Question

A meteorite hits the surface of the ocean at a speed of \(8.80 \mathrm{~km} / \mathrm{s}\). What is the angle of the shock wave it produces (a) in the air just before hitting the ocean surface and (b) in the ocean just after entering? Assume that the speeds of sound in air and in water are \(343 \mathrm{~m} / \mathrm{s}\) and \(1560 \mathrm{~m} / \mathrm{s},\) respectively.

Short answer

(a) Approximately 2.24 degrees and (b) approximately 10.18 degrees.

Step-by-step solution

Convert the meteorite speed to meters per second

Since the given meteorite speed is in kilometers per second, we first need to convert it to meters per second to be consistent with the speed of sound values provided: \(8.80\ \mathrm{km}/\mathrm{s} \cdot \frac{1000\ \mathrm{m}}{1\ \mathrm{km}} = 8800\ \mathrm{m}/\mathrm{s}\) Now, we have the meteorite speed in meters per second, which is 8800 m/s.

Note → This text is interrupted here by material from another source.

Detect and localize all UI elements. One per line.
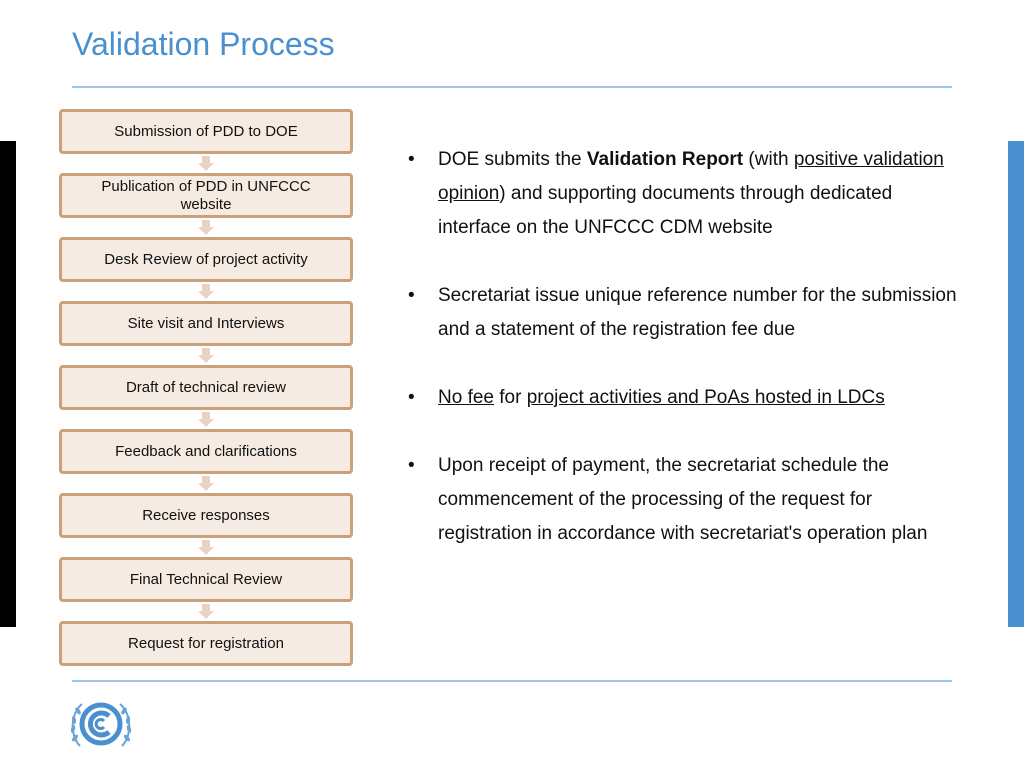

Calculate the Mach angle in air

Now, we can use the Mach Angle formula and plug in the speed of sound in air as well as the speed of the meteorite. \(sin(\theta_{air}) = \frac{343\ \mathrm{m}/\mathrm{s}}{8800\ \mathrm{m}/\mathrm{s}}\) Solve for the Mach angle in air: \(\theta_{air} = sin^{-1}\left(\frac{343\ \mathrm{m}/\mathrm{s}}{8800\ \mathrm{m}/\mathrm{s}}\right)\) \(\theta_{air} \approx 2.24^\circ\) The angle of the shock wave in air just before hitting the ocean surface is approximately 2.24 degrees.

Calculate the Mach angle in water

Next, we can use the Mach Angle formula and plug in the speed of sound in water as well as the speed of the meteorite. \(sin(\theta_{water}) = \frac{1560\ \mathrm{m}/\mathrm{s}}{8800\ \mathrm{m}/\mathrm{s}}\) Solve for the Mach angle in water: \(\theta_{water} = sin^{-1}\left(\frac{1560\ \mathrm{m}/\mathrm{s}}{8800\ \mathrm{m}/\mathrm{s}}\right)\) \(\theta_{water} \approx 10.18^\circ\) The angle of the shock wave in water just after entering the ocean is approximately 10.18 degrees. In conclusion, the angle of the shock wave produced by the meteorite hitting the ocean surface is (a) approximately 2.24 degrees in the air just before hitting the ocean surface and (b) approximately 10.18 degrees in the ocean just after entering.